Secondo quanto emerso dalle indagini, il patrimonio sarebbe il risultato del reimpiego di ingenti capitali provenienti principalmente dal traffico di sostanze stupefacenti gestito sin dagli anni Ottanta dal clan dei Messina Denaro e dagli interessi economici di Cosa nostra trapanese. Gli investigatori avrebbero ricostruito una fitta rete di operazioni finanziarie internazionali finalizzate a occultare l’origine illecita dei fondi attraverso società schermo e investimenti distribuiti in diversi Paesi.
L’operazione ha assunto una dimensione transnazionale. Attività investigative e sequestri sono stati eseguiti contemporaneamente in numerosi Stati e territori esteri, tra cui Andorra, Gibilterra, Isole Cayman, Lussemburgo, Svizzera, Libano, Principato di Monaco e Spagna, con particolare riferimento alle località di Malaga, Marbella, Benahavis e Puerto Banus. Gli accertamenti avrebbero consentito di individuare immobili, disponibilità finanziarie, quote societarie e altri beni patrimoniali riconducibili direttamente o indirettamente alla rete economica del boss.
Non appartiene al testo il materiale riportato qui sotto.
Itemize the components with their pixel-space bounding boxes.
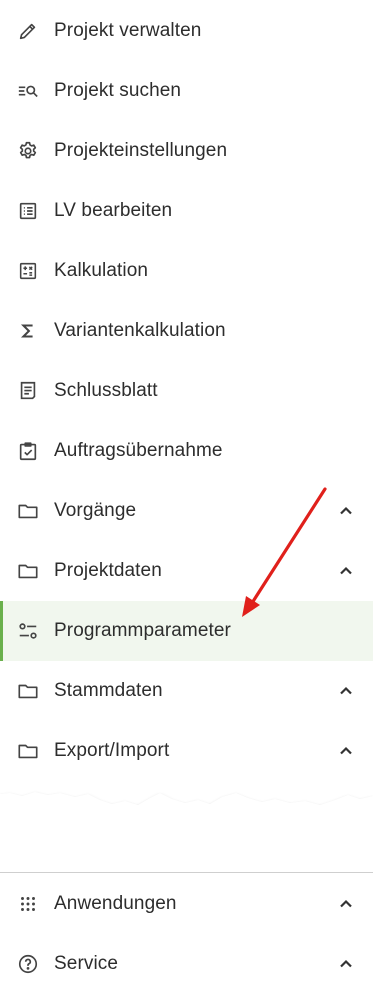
menu-item-variantenkalkulation[interactable]: Variantenkalkulation <box>0 301 373 361</box>
chevron-up-icon[interactable] <box>336 894 356 914</box>
sigma-icon <box>16 319 40 343</box>
menu-item-auftragsuebernahme[interactable]: Auftragsübernahme <box>0 421 373 481</box>
chevron-up-icon[interactable] <box>336 954 356 974</box>
menu-item-label: Service <box>54 953 119 974</box>
menu-item-label: Programmparameter <box>54 620 231 641</box>
chevron-up-icon[interactable] <box>336 741 356 761</box>
folder-icon <box>16 499 40 523</box>
list-document-icon <box>16 199 40 223</box>
folder-icon <box>16 679 40 703</box>
menu-item-label: Vorgänge <box>54 500 137 521</box>
menu-item-label: Projekt suchen <box>54 80 182 101</box>
menu-item-anwendungen[interactable]: Anwendungen <box>0 874 373 934</box>
menu-item-label: Stammdaten <box>54 680 163 701</box>
pencil-icon <box>16 19 40 43</box>
menu-item-service[interactable]: Service <box>0 934 373 994</box>
folder-icon <box>16 739 40 763</box>
menu-item-schlussblatt[interactable]: Schlussblatt <box>0 361 373 421</box>
menu-item-label: Projektdaten <box>54 560 162 581</box>
torn-edge-divider <box>0 792 373 822</box>
menu-item-vorgaenge[interactable]: Vorgänge <box>0 481 373 541</box>
menu-item-export-import[interactable]: Export/Import <box>0 721 373 781</box>
menu-item-label: Variantenkalkulation <box>54 320 226 341</box>
menu-item-projekt-verwalten[interactable]: Projekt verwalten <box>0 1 373 61</box>
menu-item-label: LV bearbeiten <box>54 200 173 221</box>
menu-item-label: Projekt verwalten <box>54 20 202 41</box>
menu-item-label: Auftragsübernahme <box>54 440 223 461</box>
clipboard-check-icon <box>16 439 40 463</box>
menu-item-projekt-suchen[interactable]: Projekt suchen <box>0 61 373 121</box>
menu-item-label: Kalkulation <box>54 260 149 281</box>
menu-item-label: Anwendungen <box>54 893 177 914</box>
chevron-up-icon[interactable] <box>336 501 356 521</box>
help-circle-icon <box>16 952 40 976</box>
menu-item-programmparameter[interactable]: Programmparameter <box>0 601 373 661</box>
menu-item-kalkulation[interactable]: Kalkulation <box>0 241 373 301</box>
bottom-divider <box>0 872 373 873</box>
gear-icon <box>16 139 40 163</box>
apps-grid-icon <box>16 892 40 916</box>
folder-icon <box>16 559 40 583</box>
menu-item-projektdaten[interactable]: Projektdaten <box>0 541 373 601</box>
calculator-icon <box>16 259 40 283</box>
chevron-up-icon[interactable] <box>336 561 356 581</box>
chevron-up-icon[interactable] <box>336 681 356 701</box>
settings-sliders-icon <box>16 619 40 643</box>
menu-item-stammdaten[interactable]: Stammdaten <box>0 661 373 721</box>
menu-item-label: Export/Import <box>54 740 170 761</box>
menu-item-label: Projekteinstellungen <box>54 140 228 161</box>
menu-item-projekteinstellungen[interactable]: Projekteinstellungen <box>0 121 373 181</box>
receipt-icon <box>16 379 40 403</box>
search-list-icon <box>16 79 40 103</box>
menu-item-lv-bearbeiten[interactable]: LV bearbeiten <box>0 181 373 241</box>
menu-item-label: Schlussblatt <box>54 380 158 401</box>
Su disposizione del giudice per le indagini preliminari del Tribunale di Palermo, tre persone sono state arrestate con accuse che, a vario titolo, riguarderebbero il concorso nelle attività di riciclaggio e intestazione fittizia di beni. Gli investigatori ritengono che gli indagati abbiano avuto un ruolo determinante nella gestione e nella protezione del patrimonio accumulato negli anni dall’organizzazione mafiosa.
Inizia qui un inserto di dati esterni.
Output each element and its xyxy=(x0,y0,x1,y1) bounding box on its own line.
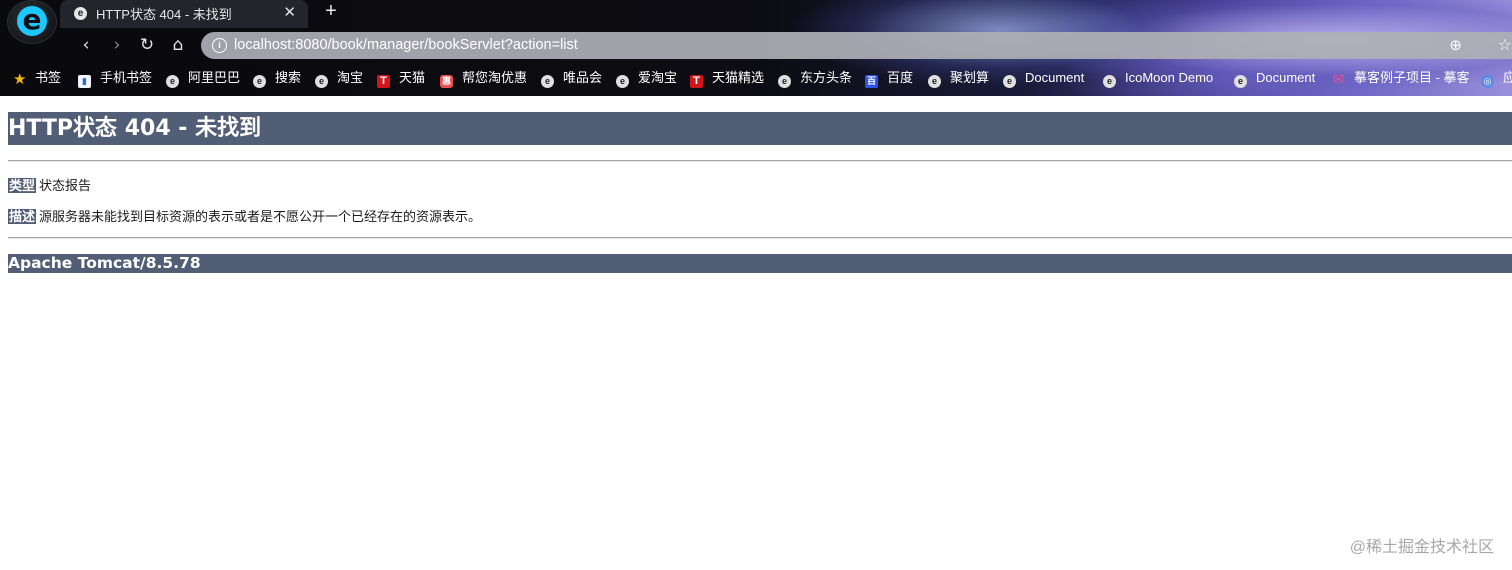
watermark: @稀土掘金技术社区 xyxy=(1349,539,1494,556)
tab-active[interactable]: e HTTP状态 404 - 未找到 ✕ xyxy=(60,0,308,28)
back-button[interactable]: ‹ xyxy=(75,34,97,56)
app-icon: ◎ xyxy=(1481,75,1494,88)
tab-close-icon[interactable]: ✕ xyxy=(283,3,296,21)
type-row: 类型 状态报告 xyxy=(8,177,91,194)
tab-title: HTTP状态 404 - 未找到 xyxy=(96,7,232,22)
forward-button[interactable]: › xyxy=(106,34,128,56)
bookmark-label: 阿里巴巴 xyxy=(188,70,241,85)
tmall-icon: T xyxy=(377,75,390,88)
bookmark-label: 帮您淘优惠 xyxy=(462,70,528,85)
ie-icon: e xyxy=(778,75,791,88)
bookmark-item[interactable]: e Document xyxy=(1003,69,1085,88)
bookmark-item[interactable]: e Document xyxy=(1234,69,1316,88)
bookmark-label: 天猫 xyxy=(399,70,426,85)
server-info: Apache Tomcat/8.5.78 xyxy=(8,254,1512,273)
browser-chrome: e e HTTP状态 404 - 未找到 ✕ + ‹ › ↻ ⌂ i local… xyxy=(0,0,1512,96)
bookmark-label: Document xyxy=(1025,70,1085,85)
bookmark-item[interactable]: e 唯品会 xyxy=(541,69,603,88)
bookmark-item[interactable]: e 东方头条 xyxy=(778,69,853,88)
bookmark-item[interactable]: 惠帮您淘优惠 xyxy=(440,69,528,88)
ie-icon: e xyxy=(541,75,554,88)
bookmark-item[interactable]: e 淘宝 xyxy=(315,69,364,88)
ie-icon: e xyxy=(166,75,179,88)
browser-logo-glyph: e xyxy=(17,6,47,36)
ie-icon: e xyxy=(1103,75,1116,88)
page-title: HTTP状态 404 - 未找到 xyxy=(8,112,1512,145)
baidu-icon: 百 xyxy=(865,75,878,88)
tmall-icon: T xyxy=(690,75,703,88)
mockplus-icon: ✉ xyxy=(1332,71,1345,87)
bookmark-item[interactable]: ▮ 手机书签 xyxy=(78,69,153,88)
bookmark-label: 天猫精选 xyxy=(712,70,765,85)
ie-icon: e xyxy=(928,75,941,88)
bookmark-item[interactable]: T 天猫精选 xyxy=(690,69,765,88)
bookmark-label: 唯品会 xyxy=(563,70,603,85)
ie-icon: e xyxy=(315,75,328,88)
zoom-icon[interactable]: ⊕ xyxy=(1449,36,1462,54)
ie-icon: e xyxy=(1003,75,1016,88)
bookmark-label: 应 xyxy=(1503,70,1512,85)
bookmark-item[interactable]: ◎ 应 xyxy=(1481,69,1512,88)
bookmark-star-icon[interactable]: ☆ xyxy=(1498,35,1512,55)
bookmark-label: 百度 xyxy=(887,70,914,85)
description-label: 描述 xyxy=(8,209,37,224)
bookmark-label: 书签 xyxy=(35,70,62,85)
bookmark-label: 聚划算 xyxy=(950,70,990,85)
url-text[interactable]: localhost:8080/book/manager/bookServlet?… xyxy=(234,37,578,53)
bookmark-label: 手机书签 xyxy=(100,70,153,85)
bookmark-item[interactable]: e IcoMoon Demo xyxy=(1103,69,1214,88)
home-button[interactable]: ⌂ xyxy=(167,34,189,56)
site-info-icon[interactable]: i xyxy=(212,38,227,53)
bookmark-label: IcoMoon Demo xyxy=(1125,70,1214,85)
divider xyxy=(8,237,1512,239)
bookmark-label: 淘宝 xyxy=(337,70,364,85)
mobile-bookmark-icon: ▮ xyxy=(78,75,91,88)
coupon-icon: 惠 xyxy=(440,75,453,88)
bookmark-label: 摹客例子项目 - 摹客 xyxy=(1354,70,1470,85)
bookmark-item[interactable]: 百百度 xyxy=(865,69,914,88)
bookmark-item[interactable]: T 天猫 xyxy=(377,69,426,88)
bookmarks-bar: ★ 书签 ▮ 手机书签 e 阿里巴巴 e 搜索 e 淘宝 T 天猫 惠帮您淘优惠 e 唯品会 … xyxy=(0,64,1512,92)
ie-icon: e xyxy=(616,75,629,88)
bookmark-item[interactable]: e 搜索 xyxy=(253,69,302,88)
bookmark-item[interactable]: e 聚划算 xyxy=(928,69,990,88)
description-row: 描述 源服务器未能找到目标资源的表示或者是不愿公开一个已经存在的资源表示。 xyxy=(8,208,481,225)
browser-logo-icon[interactable]: e xyxy=(7,0,57,44)
reload-button[interactable]: ↻ xyxy=(136,34,158,56)
tab-favicon-icon: e xyxy=(74,7,87,20)
bookmark-item[interactable]: e 爱淘宝 xyxy=(616,69,678,88)
bookmark-item[interactable]: ✉ 摹客例子项目 - 摹客 xyxy=(1332,69,1470,87)
description-value: 源服务器未能找到目标资源的表示或者是不愿公开一个已经存在的资源表示。 xyxy=(39,209,482,224)
bookmark-item[interactable]: e 阿里巴巴 xyxy=(166,69,241,88)
bookmark-item[interactable]: ★ 书签 xyxy=(13,69,61,87)
toolbar: ‹ › ↻ ⌂ i localhost:8080/book/manager/bo… xyxy=(60,28,1512,62)
bookmark-label: 爱淘宝 xyxy=(638,70,678,85)
bookmark-label: 东方头条 xyxy=(800,70,853,85)
type-label: 类型 xyxy=(8,178,37,193)
star-icon: ★ xyxy=(13,71,27,88)
address-bar[interactable]: i localhost:8080/book/manager/bookServle… xyxy=(201,32,1512,59)
ie-icon: e xyxy=(253,75,266,88)
bookmark-label: 搜索 xyxy=(275,70,302,85)
new-tab-button[interactable]: + xyxy=(320,0,342,23)
bookmark-label: Document xyxy=(1256,70,1316,85)
divider xyxy=(8,160,1512,162)
ie-icon: e xyxy=(1234,75,1247,88)
type-value: 状态报告 xyxy=(39,178,92,193)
L’inchiesta punta a fare piena luce sui canali finanziari utilizzati dal sistema economico riconducibile a Messina Denaro e sui collegamenti tra ambienti criminali, imprenditoriali e finanziari internazionali. Gli inquirenti evidenziano come il boss trapanese, oltre a essere considerato uno degli ultimi grandi capi di Cosa nostra, fosse anche il centro di un sofisticato sistema economico capace di muovere capitali enormi attraverso paradisi fiscali e strumenti societari difficilmente tracciabili.
La Direzione distrettuale antimafia di Palermo ha convocato una conferenza stampa alla presenza del procuratore di Palermo Maurizio de Lucia e del procuratore nazionale antimafia e antiterrorismo Giovanni Melillo, nel corso della quale saranno illustrati ulteriori dettagli dell’operazione e gli sviluppi investigativi ancora in corso.